Luke Burgess, @lukeburgess77


“In the early afternoon hours of riposo, the sunbaked streets of Ragusa in southern Sicily are deserted as families catch their breath after sharing home-cooked meals – cucina Siciliana is simple and hearty, and the abundance of a typical lunch requires a postprandial nap.

“The only people afoot at this hour in the steeply raked alleys of the old town are curious tourists snapping away at Baroque palazzi and historic villas – picturesquely decrepit and quite magnificent.

Susan Wright,


“The Church of Saint George is the magnificent centrepiece of the Lalibela monolithic rock-hewn churches, built in the late 12th century by King Gebre Mesqel Lalibela in Ethiopia’s north.

“Remarkably, the church is carved from a single piece of volcanic rock. The cross at ground level is actually the roof; the entrance is 30 metres below and part of a maze of underground tunnels. It’s one of 11 rock-hewn churches carved in two clusters – an attempt by the king to build his own version of Jerusalem.

“This shot was taken on a Sunday morning, immediately after a service attended by scores of Christian pilgrims.

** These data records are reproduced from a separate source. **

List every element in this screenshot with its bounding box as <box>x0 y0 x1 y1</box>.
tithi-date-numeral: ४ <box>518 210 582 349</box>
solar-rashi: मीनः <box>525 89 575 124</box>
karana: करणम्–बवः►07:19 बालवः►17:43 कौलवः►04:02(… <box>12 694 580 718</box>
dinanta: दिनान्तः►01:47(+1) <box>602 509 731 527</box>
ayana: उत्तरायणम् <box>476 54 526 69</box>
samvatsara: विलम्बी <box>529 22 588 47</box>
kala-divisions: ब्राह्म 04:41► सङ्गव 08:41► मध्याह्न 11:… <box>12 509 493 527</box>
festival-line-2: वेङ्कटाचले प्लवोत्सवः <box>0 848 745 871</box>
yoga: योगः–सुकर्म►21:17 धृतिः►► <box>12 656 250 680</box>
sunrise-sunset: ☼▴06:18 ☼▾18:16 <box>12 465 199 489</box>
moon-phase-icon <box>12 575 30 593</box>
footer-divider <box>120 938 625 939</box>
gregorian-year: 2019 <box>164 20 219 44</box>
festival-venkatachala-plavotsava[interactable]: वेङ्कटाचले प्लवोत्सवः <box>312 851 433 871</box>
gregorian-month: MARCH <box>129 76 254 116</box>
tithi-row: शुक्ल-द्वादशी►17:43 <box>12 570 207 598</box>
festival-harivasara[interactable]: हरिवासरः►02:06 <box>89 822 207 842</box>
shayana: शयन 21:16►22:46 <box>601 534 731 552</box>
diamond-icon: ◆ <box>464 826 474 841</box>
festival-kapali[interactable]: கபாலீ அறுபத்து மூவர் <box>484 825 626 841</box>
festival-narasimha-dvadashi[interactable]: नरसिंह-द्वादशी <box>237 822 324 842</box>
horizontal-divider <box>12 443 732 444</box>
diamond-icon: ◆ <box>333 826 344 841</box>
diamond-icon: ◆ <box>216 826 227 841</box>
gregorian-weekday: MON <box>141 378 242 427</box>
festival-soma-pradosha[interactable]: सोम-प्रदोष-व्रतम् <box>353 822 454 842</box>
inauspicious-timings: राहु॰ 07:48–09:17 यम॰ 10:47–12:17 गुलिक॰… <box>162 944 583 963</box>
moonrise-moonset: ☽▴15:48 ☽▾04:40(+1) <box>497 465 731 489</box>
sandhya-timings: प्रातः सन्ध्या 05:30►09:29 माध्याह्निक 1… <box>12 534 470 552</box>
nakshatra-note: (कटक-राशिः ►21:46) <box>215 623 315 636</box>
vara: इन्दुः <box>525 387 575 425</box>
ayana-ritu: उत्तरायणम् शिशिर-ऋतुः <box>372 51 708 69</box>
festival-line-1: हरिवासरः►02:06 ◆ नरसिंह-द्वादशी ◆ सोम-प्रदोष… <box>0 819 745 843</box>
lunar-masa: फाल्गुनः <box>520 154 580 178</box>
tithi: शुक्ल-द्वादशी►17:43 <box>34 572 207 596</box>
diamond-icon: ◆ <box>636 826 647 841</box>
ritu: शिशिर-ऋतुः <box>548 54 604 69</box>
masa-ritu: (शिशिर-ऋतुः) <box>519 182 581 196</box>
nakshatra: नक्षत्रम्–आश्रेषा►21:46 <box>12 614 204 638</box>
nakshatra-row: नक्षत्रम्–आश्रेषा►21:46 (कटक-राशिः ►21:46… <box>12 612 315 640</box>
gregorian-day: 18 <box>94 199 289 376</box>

It was a real privilege to be at this most holy of sites.”

Tom Parker,


“I was staying on the Amalfi Coast, one of my favourite places in Italy, and on a whim decided to take a day trip to the isle of Capri. It was a scorching day, and I had my heart set on a swim at lovely La Fontelina.

“It was early when I walked down the hill to the beach; the umbrellas and beach beds weren’t out yet. Then disappointment: the beach club was booked out. I hadn’t thought to phone ahead.

“The walk back up the hill was challenging so I rested for a moment, and looked down on this dreamy slice of Capri. The sun was higher now and the umbrellas were up and it looked even more joyful than on the way down. La Fontelina and I have a swimming date very soon.”

Carla Coulson,


“The Chocolate Hills of Bohol are hidden from view. From the city of Tagbilaran on the southern island of Bohol, it’s a two-hour drive deep into the jungle to find them.

“Once you arrive at a lookout in a town named Carmen, these very strange cone-shaped hills stretch for miles in every direction. There are more than 1,000 of them; some say nearly 1,800. They’re covered in grass that turns brown in the dry season, which is what gives them their name. It’s thought they were formed by the uplift of coral deposits long ago and the action of rainwater and erosion.

“This particular afternoon was humid and the late afternoon light mixed with smoke haze from fires in the villages below was beautiful.”